It looks like some exotic piece of machinery for exo-planetary exploration, but in reality it is a futuristic concept cooked up by Volvo Construction Equipment of what an automated road paver in the third decade of this century might look like.

Asphalt mix is delivered in insulated pods that are prepositioned ahead.
Photo: Volvo Constructions
Asphalt mix is delivered in insulated pods that are prepositioned ahead.

The Swedish construction equipment builder unveiled a model of its “Fenix” asphalt paver in late April at the Intermat equipment show in Paris. Volvo emphasizes that Fenix is only a concept at this point. The asphalt-paving process normally is a process involving “a lot of labor, a lot of machines, a lot of management, a lot of fumes and a lot of energy,” says Lorenzo Terreno, Volvo Construction’s advanced engineering coordinator for the project. Fenix would put a single operator in an air-conditioned cab controlling a machine that would carry out all these functions more efficiently.

The Swedish company’s engineers envision Fenix to be powered by a hydrogen fuel cell to eliminate emissions and even noise, says Volvo. The paving system consists of a central crawler-mounted ramp with a height- and angle-adjustable cab on one side. Instead of being delivered in dump trucks, hot-mix asphalt is transported from plants in thermopods that are placed at 50-meter intervals ahead of the moving Fenix. Each pod holds 17 tonnes of mix at 135° C for up to three hours.
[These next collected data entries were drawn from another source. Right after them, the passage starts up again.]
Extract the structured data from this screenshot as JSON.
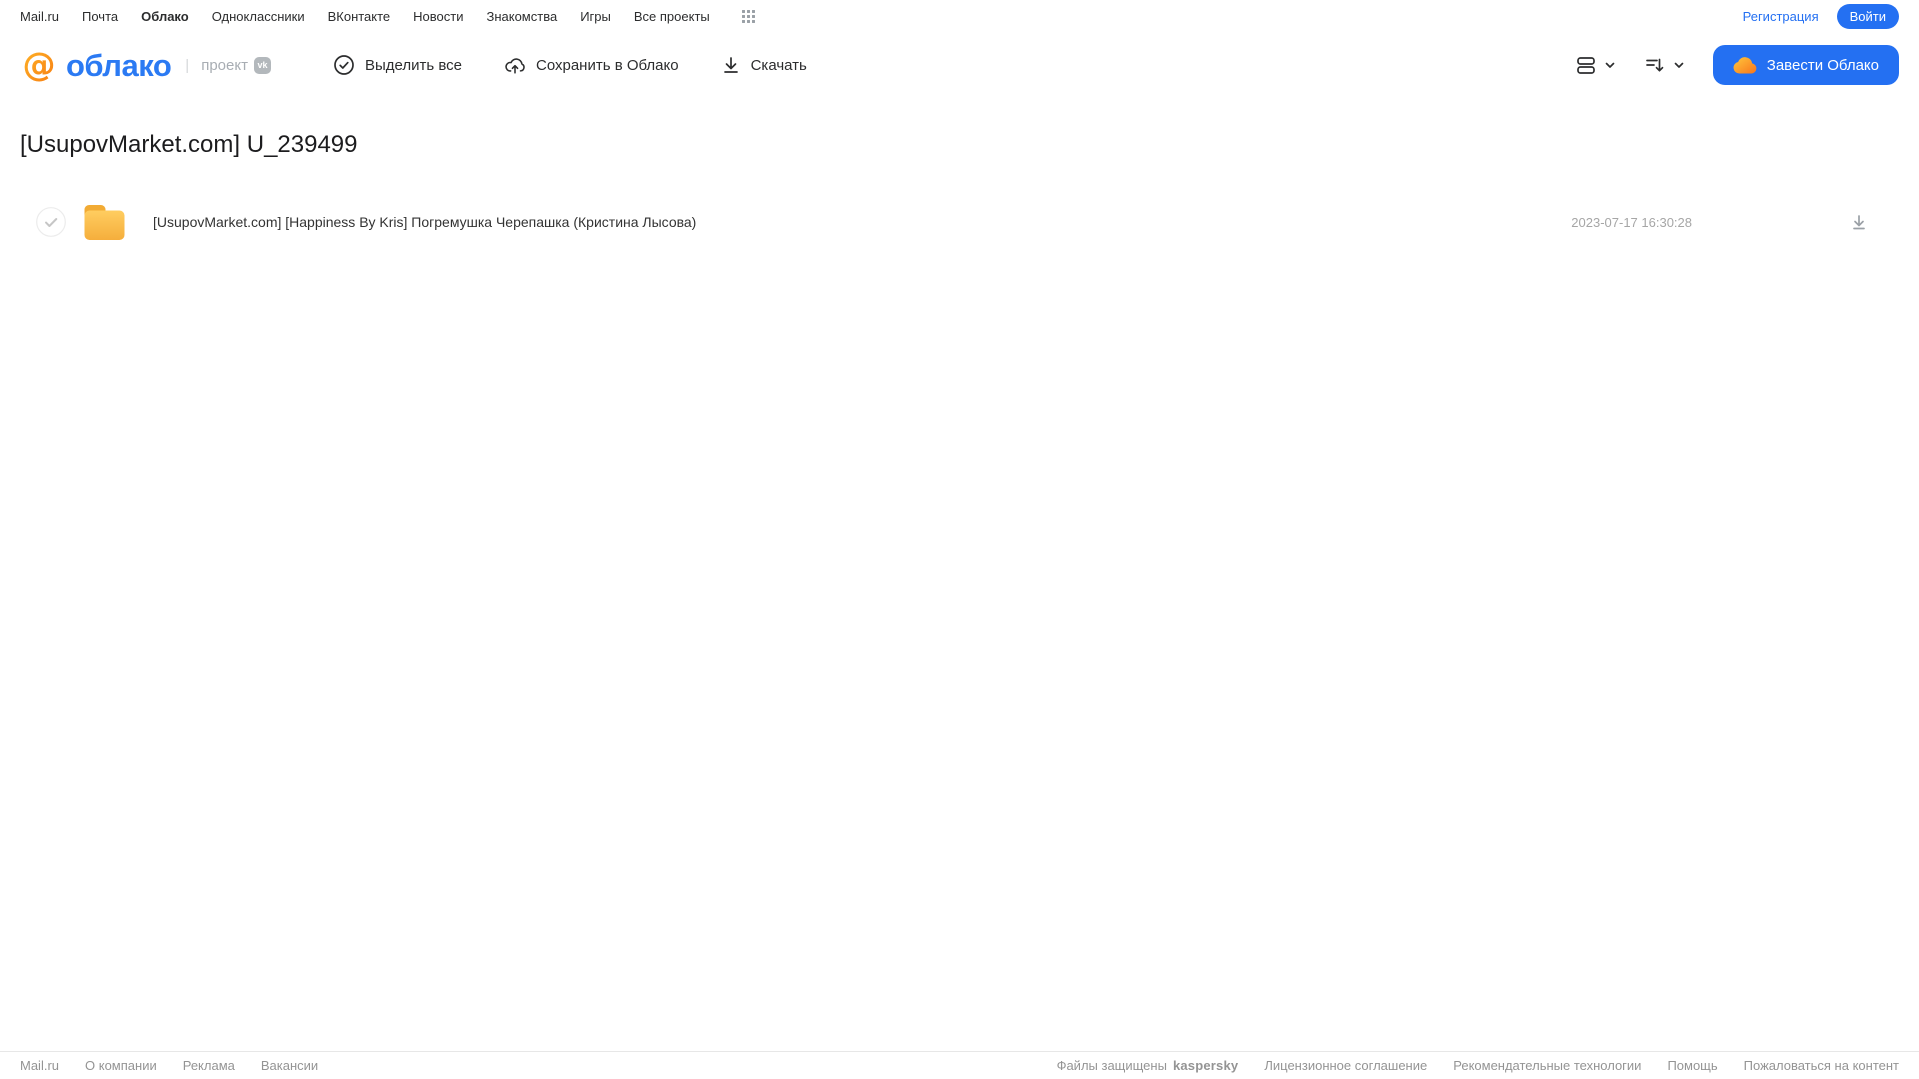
{
  "topnav": {
    "links": [
      {
        "label": "Mail.ru",
        "active": false
      },
      {
        "label": "Почта",
        "active": false
      },
      {
        "label": "Облако",
        "active": true
      },
      {
        "label": "Одноклассники",
        "active": false
      },
      {
        "label": "ВКонтакте",
        "active": false
      },
      {
        "label": "Новости",
        "active": false
      },
      {
        "label": "Знакомства",
        "active": false
      },
      {
        "label": "Игры",
        "active": false
      },
      {
        "label": "Все проекты",
        "active": false
      }
    ],
    "register_label": "Регистрация",
    "login_label": "Войти"
  },
  "header": {
    "logo_at": "@",
    "logo_word": "облако",
    "project_separator": "|",
    "project_label": "проект",
    "vk_badge": "vk",
    "toolbar": [
      {
        "icon": "check-circle-icon",
        "label": "Выделить все"
      },
      {
        "icon": "cloud-upload-icon",
        "label": "Сохранить в Облако"
      },
      {
        "icon": "download-icon",
        "label": "Скачать"
      }
    ],
    "create_cloud_label": "Завести Облако"
  },
  "page": {
    "title": "[UsupovMarket.com] U_239499"
  },
  "files": [
    {
      "type": "folder",
      "name": "[UsupovMarket.com] [Happiness By Kris] Погремушка Черепашка (Кристина Лысова)",
      "modified": "2023-07-17 16:30:28"
    }
  ],
  "footer": {
    "left_links": [
      {
        "label": "Mail.ru"
      },
      {
        "label": "О компании"
      },
      {
        "label": "Реклама"
      },
      {
        "label": "Вакансии"
      }
    ],
    "protected_prefix": "Файлы защищены",
    "kaspersky_brand": "kaspersky",
    "right_links": [
      {
        "label": "Лицензионное соглашение"
      },
      {
        "label": "Рекомендательные технологии"
      },
      {
        "label": "Помощь"
      },
      {
        "label": "Пожаловаться на контент"
      }
    ]
  },
  "icons": {
    "apps-grid-icon": "3x3 dots grid",
    "at-logo-icon": "orange @ mail.ru mark",
    "vk-badge-icon": "gray vk rounded square",
    "check-circle-icon": "circle with check",
    "cloud-upload-icon": "cloud with up arrow",
    "download-icon": "down arrow with base line",
    "view-toggle-icon": "two stacked rounded rectangles",
    "sort-icon": "lines with down arrow",
    "chevron-down-icon": "small chevron down",
    "cloud-orange-icon": "orange cloud",
    "checkbox-circle-icon": "light circle with gray check",
    "folder-icon": "yellow folder"
  },
  "colors": {
    "accent_blue": "#2470f2",
    "logo_blue": "#2b7af3",
    "logo_orange": "#ff9500",
    "folder_yellow": "#f9be4b",
    "kaspersky_teal": "#00a88e",
    "muted_gray": "#a6a6a6",
    "footer_gray": "#949494"
  }
}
The mix is unloaded from the pod and moved by conveyor to Fenix’s auger chamber, from which it is laid on the paving area at rates matched to the paver speed and depth requirements. The operator monitors all paving and compacting functions via sensors. The machine can even paint lines on the fresh asphalt.

The thermopods are equipped with GPS technology, keeping everybody in the loop about the pods’ exact location and time of arrival at the site. Once emptied, the containers collapse automatically into a space-saving size for transport.

In another nod to the environment, Fenix’s hydraulics use distilled, de-ionized water instead of oil. It is less expensive, more energy efficient because of water’s low viscosity and leakage would not be hazardous, according to Volvo.

The project goes back to Volvo’s 2007 acquisition of Ingersoll Rand’s road machinery business. This led to a meeting in October 2008 of a small team of senior managers, engineers and industrial-design specialists. The Fenix vision emerged six months later.